Modern large language models rely on Rotary Positional Embeddings (RoPE) to focus on relative distances between tokens. However, in practice, they still lapse into a dependency on absolute coordinates. Researchers from Sapienza University of Rome and Intuition Machines have discovered that despite RoPE's mathematical elegance, positional information "leaks" into the model through two specific architectural holes. This explains the paradox of why a model trained on relative offsets can easily distinguish a token at position 50 from an identical one at position 100, even though it theoretically should only perceive their mutual placement.
Mechanisms of positional data leakage
The first leakage point is the causal mask mechanism. The Softmax denominator for each query is calculated based on all preceding tokens, meaning it is inherently tied to the query's absolute position. The second issue lies within the residual streams, where the very first token of a sequence serves as an anchor.
In causal attention mode, the zero token sees only itself, creating a deterministic activation trajectory that subsequent attention heads read as a systemic landmark.

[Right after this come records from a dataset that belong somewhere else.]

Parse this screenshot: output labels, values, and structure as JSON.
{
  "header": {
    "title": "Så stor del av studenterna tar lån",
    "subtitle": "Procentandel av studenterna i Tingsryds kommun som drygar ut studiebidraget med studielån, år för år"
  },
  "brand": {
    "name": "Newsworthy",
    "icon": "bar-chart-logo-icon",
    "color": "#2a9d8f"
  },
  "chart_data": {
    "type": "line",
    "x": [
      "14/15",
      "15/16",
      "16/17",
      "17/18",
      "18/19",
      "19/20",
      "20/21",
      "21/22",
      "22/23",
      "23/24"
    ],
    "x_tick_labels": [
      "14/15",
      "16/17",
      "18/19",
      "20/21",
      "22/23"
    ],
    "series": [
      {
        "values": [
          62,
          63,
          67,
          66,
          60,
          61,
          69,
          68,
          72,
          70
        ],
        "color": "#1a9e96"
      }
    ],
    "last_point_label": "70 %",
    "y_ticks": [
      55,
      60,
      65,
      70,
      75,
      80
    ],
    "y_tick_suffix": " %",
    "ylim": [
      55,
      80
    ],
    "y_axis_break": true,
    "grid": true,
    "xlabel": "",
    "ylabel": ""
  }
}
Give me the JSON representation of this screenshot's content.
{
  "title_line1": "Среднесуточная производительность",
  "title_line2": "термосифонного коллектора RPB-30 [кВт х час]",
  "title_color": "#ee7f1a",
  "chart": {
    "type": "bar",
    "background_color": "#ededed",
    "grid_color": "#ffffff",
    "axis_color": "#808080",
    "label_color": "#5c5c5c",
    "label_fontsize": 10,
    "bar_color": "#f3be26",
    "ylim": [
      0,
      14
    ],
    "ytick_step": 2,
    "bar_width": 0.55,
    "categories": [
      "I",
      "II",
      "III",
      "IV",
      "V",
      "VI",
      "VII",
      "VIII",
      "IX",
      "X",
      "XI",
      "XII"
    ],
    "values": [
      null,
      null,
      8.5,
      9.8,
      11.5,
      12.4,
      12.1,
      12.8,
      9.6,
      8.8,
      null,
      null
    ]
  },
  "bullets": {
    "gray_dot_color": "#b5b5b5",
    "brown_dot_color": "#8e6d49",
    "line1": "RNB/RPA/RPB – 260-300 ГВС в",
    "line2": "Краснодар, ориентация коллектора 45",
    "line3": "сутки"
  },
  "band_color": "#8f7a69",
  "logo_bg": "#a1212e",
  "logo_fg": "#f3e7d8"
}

If the Beginning of Sequence (BOS) token is removed or replaced, this signal fades. This confirms that the model uses the start of the text as a fixed coordinate system rather than relying on pure relativity.
Implications for AI architects
For those designing model architectures, this is a wake-up call: true invariance to context length remains an elusive dream.
Residual stream leakage can be partially suppressed via NTK-scaling. Errors tend to accumulate within sliding window attention mechanisms. Reliability when processing long-form text becomes something of a lottery.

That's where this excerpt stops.